Seanad debates

Wednesday, 20 October 2004

6:00 pm

Michael Finucane (Fine Gael)

The usual approach is for the Government to criticise the Opposition with regard to Garda numbers for the two years in which it was in office in recent times. It should be noted that during the Celtic tiger years from 1997 to 2002, the Government recruited an average of 150 gardaí per year. The praise lavished on the former Minister for Finance, Deputy McCreevy, was somewhat unrealistic because in order to conform to the new touchy feely ethos of the Administration, many Fianna Fáil backbenchers turned on Deputy McCreevy and he finished up in Brussels. They were grateful to him, however, when he went on a spending bonanza for more than a year before the last general election, spending all around him in order to buy the election for Fianna Fáil. We all know what happened after the election to the promise by the former Minister, Deputy McCreevy, that there would be no cutbacks. It is now stated that since there was prudent economic management in the first two years of the Administration, it is time to dispense the largesse and it is in this context that there is to be an increase in Garda numbers.

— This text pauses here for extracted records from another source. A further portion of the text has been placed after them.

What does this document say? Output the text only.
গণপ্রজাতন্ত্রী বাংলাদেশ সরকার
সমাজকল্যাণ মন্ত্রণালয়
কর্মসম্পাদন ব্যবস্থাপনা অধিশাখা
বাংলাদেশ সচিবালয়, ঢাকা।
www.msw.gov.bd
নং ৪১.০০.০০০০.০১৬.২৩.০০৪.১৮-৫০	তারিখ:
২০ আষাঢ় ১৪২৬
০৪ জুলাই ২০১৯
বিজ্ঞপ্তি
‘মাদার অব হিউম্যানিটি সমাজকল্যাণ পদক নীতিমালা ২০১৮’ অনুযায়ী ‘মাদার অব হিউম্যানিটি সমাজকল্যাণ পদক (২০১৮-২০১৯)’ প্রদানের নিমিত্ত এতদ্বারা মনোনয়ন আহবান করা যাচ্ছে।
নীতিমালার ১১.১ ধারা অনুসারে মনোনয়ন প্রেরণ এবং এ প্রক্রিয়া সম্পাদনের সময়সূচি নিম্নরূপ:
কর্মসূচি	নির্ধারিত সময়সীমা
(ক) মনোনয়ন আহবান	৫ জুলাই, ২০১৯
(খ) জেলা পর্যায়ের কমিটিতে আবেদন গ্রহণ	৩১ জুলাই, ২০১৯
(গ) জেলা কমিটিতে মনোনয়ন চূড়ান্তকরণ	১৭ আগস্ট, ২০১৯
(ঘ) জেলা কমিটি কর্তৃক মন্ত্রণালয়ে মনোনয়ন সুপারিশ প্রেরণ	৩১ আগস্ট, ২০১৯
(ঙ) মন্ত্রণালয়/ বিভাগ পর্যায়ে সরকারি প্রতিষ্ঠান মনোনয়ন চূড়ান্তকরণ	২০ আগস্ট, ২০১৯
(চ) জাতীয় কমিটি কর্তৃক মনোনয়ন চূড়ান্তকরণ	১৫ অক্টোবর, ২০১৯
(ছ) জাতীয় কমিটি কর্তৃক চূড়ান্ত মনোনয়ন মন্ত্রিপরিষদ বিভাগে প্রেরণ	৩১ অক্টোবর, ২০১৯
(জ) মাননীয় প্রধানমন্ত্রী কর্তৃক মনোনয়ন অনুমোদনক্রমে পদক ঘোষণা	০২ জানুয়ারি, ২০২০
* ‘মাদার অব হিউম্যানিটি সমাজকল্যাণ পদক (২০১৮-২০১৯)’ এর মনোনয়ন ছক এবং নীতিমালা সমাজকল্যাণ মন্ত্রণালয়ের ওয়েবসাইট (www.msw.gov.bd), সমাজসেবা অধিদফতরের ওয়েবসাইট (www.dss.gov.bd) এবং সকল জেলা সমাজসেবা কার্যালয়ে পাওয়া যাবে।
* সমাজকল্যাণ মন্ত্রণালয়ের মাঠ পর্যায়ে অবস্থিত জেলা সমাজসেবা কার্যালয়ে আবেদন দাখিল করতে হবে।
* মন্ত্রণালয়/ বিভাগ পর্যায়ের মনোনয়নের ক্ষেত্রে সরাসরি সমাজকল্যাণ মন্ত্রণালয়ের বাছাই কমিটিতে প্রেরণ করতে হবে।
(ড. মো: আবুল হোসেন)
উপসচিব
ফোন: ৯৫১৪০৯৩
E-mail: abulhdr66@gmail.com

The Fianna Fáil manifesto of 1997 pledged to withdraw gardaí from routine civilian work and traffic duties and to give these duties to local authorities. Is this proposal dead or has there been a withdrawal of gardaí from civilian duties? The Minister for Justice, Equality and Law Reform, Deputy McDowell, made a significant point when he stated the new recruits would not be involved in civilian duties. I accept and appreciate this comment.

There are many elements in what the Minister is trying to do, one of which is to recognise the multicultural society which exists. We can promote this multiculturalism and the visibility of ethnic communities by absorbing people from those communities into the Garda.